Ryanair démine en partie son conflit social
Ryanair démine en partie son conflit social
Par Eric Albert (Londres, correspondance)
La compagnie aérienne à bas coûts et le syndicat irlandais des pilotes ont trouvé un accord.
Des pilotes Ryanair en grève à l’aéroport de Charleroi, à Gosselies (Belgique), le 10 août. / JOHN THYS / AFP
Il aura fallu une négociation marathon, qui s’est achevée jeudi 23 août à 7 heures, mais le conflit social à Ryanair est peut-être sur le point d’être en partie réglé. La première compagnie aérienne d’Europe et le syndicat des pilotes irlandais Forsa ont ainsi trouvé un accord sur les conditions de travail.
Pour l’heure, celui-ci reste fragile. Forsa doit le faire approuver par les pilotes lors d’un scrutin interne qui va prendre deux semaines à organiser. En attendant, à la demande du médiateur, ses détails demeurent secrets.
De plus, l’entente ne concerne que les pilotes irlandais et ne résout pas le contentieux en cours dans plusieurs autres pays. Il s’agit cependant d’une première pour Ryanair. Jamais, depuis sa création en 1985, la compagnie à bas coûts n’avait passé une convention collective. Jusqu’en décembre 2017, elle se refusait même à reconnaître le moindre syndicat.
Ryanair est agitée depuis l’an dernier par des tensions sociales grandissantes, dont la première manifestation a été l’annulation de milliers de vols à l’automne 2017, à la suite d’une mauvaise gestion des vacances des pilotes. En décembre, les pilotes allemands ont été les premiers de l’histoire de la compagnie à faire grève. Cet été, une série de débrayages en Europe (Irlande, Allemagne, Pays-Bas, Suède et Belgique) a fortement perturbé l’entreprise.
Selon les calculs d’AirHelp (une société spécialisée dans l’aide au recouvrement des compensations pour les passagers), que Le Monde a obtenus, Ryanair doit 78 millions d’euros d’indemnisations pour les grèves de juillet et août. Au total, 270 000 passagers ont été touchés pendant les douze jours d’arrêt de travail de cette période.
Etrange fonctionnement interne
Ce genre de compensation ne semble d’ailleurs pas dans les gènes de la compagnie. Le mois dernier, elle a tenté de faire valoir que la grève était une « circonstance exceptionnelle » et qu’elle n’avait pas à dédommager les passagers, ce qui est contraire aux règles européennes. Elle a aussi envoyé plusieurs dizaines de chèques qui ont été refusés par les banques car ils n’avaient pas été signés.
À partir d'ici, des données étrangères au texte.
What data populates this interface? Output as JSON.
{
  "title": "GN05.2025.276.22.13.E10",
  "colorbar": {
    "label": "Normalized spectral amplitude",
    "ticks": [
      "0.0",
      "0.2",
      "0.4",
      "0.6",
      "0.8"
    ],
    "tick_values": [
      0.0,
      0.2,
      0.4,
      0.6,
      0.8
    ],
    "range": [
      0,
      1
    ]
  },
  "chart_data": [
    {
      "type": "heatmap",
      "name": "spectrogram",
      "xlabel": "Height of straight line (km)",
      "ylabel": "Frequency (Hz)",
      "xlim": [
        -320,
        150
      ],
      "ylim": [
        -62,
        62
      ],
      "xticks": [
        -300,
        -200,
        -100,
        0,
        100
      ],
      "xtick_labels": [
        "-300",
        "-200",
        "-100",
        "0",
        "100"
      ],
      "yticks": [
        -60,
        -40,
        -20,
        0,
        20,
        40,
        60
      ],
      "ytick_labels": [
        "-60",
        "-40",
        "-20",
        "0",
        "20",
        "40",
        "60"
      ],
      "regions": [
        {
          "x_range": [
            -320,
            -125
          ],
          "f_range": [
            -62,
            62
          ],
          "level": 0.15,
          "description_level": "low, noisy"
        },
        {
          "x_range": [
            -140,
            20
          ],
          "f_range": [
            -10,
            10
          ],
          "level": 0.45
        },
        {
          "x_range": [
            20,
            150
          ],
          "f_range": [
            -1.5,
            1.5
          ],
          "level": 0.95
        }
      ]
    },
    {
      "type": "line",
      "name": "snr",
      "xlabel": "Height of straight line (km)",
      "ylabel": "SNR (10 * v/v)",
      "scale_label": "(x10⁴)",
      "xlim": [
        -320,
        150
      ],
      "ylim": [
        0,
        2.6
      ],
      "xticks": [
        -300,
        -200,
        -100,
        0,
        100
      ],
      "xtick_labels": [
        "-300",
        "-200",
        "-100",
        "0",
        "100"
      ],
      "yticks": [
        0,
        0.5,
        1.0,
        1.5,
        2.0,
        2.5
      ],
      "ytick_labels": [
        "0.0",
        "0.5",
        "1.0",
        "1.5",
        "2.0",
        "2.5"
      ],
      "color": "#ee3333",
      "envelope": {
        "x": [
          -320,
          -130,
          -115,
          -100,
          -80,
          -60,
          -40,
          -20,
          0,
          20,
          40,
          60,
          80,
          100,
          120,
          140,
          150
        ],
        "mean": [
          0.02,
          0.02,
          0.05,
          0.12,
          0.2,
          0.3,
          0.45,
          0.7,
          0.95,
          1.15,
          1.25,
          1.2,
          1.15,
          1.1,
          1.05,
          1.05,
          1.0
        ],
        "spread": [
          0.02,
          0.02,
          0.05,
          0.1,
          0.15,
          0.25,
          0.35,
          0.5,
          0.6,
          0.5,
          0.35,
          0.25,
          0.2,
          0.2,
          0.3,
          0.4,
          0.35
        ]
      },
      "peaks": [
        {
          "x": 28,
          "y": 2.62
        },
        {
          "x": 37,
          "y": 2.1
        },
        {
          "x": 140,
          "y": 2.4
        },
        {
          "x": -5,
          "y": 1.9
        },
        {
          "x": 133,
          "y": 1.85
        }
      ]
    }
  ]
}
L’épreuve de force sociale a mis en exergue l’étrange fonctionnement interne de Ryanair. En effet, la plupart des pilotes ne travaillent pas directement pour l’entreprise, mais pour des agences sous-traitantes, voire en tant qu’autoentrepreneurs. Pour de nombreux pilotes établis dans le reste de l’Europe, les contrats relèvent du droit irlandais. Ces personnels revendiquent des contrats locaux, ce qui, pour l’instant, n’a pas été accepté.
Du côté des pilotes irlandais, la colère concernait l’assignation à une base. Bien que vivant en Irlande, ils peuvent aujourd’hui, presque sans préavis, être placés pour quelques jours dans une base ailleurs en Europe – Berlin ou Milan, par exemple. Cette pratique n’est pas exceptionnelle dans l’aviation, mais les critères d’assignation ne sont pas transparents et les décisions, effectuées à la dernière minute.
Les discussions entre le syndicat Forsa et la direction de l’entreprise ont été houleuses. « Ryanair n’avait jamais discuté avec les syndicats et la défiance était profonde », expliquait, début août, Bernard Harbor, de Forsa. Le PDG de la compagnie, Michael O’Leary, n’a jamais dissimulé son aversion pour les négociations sociales. En juillet, son instinct a repris le dessus, quand il a menacé de délocaliser en Pologne les emplois des grévistes irlandais. Son seul langage : les salaires. Il fait remarquer que les pilotes gagnent en moyenne 150 000 euros par an.
Si cet accord se confirmait, Ryanair ferait un pas de plus vers une certaine normalisation. En évitant pendant longtemps les grèves qui secouaient ses concurrents, la compagnie a pu mettre en place un modèle social parallèle qui lui a permis de gagner des parts de marché. Cette ère touche à sa fin.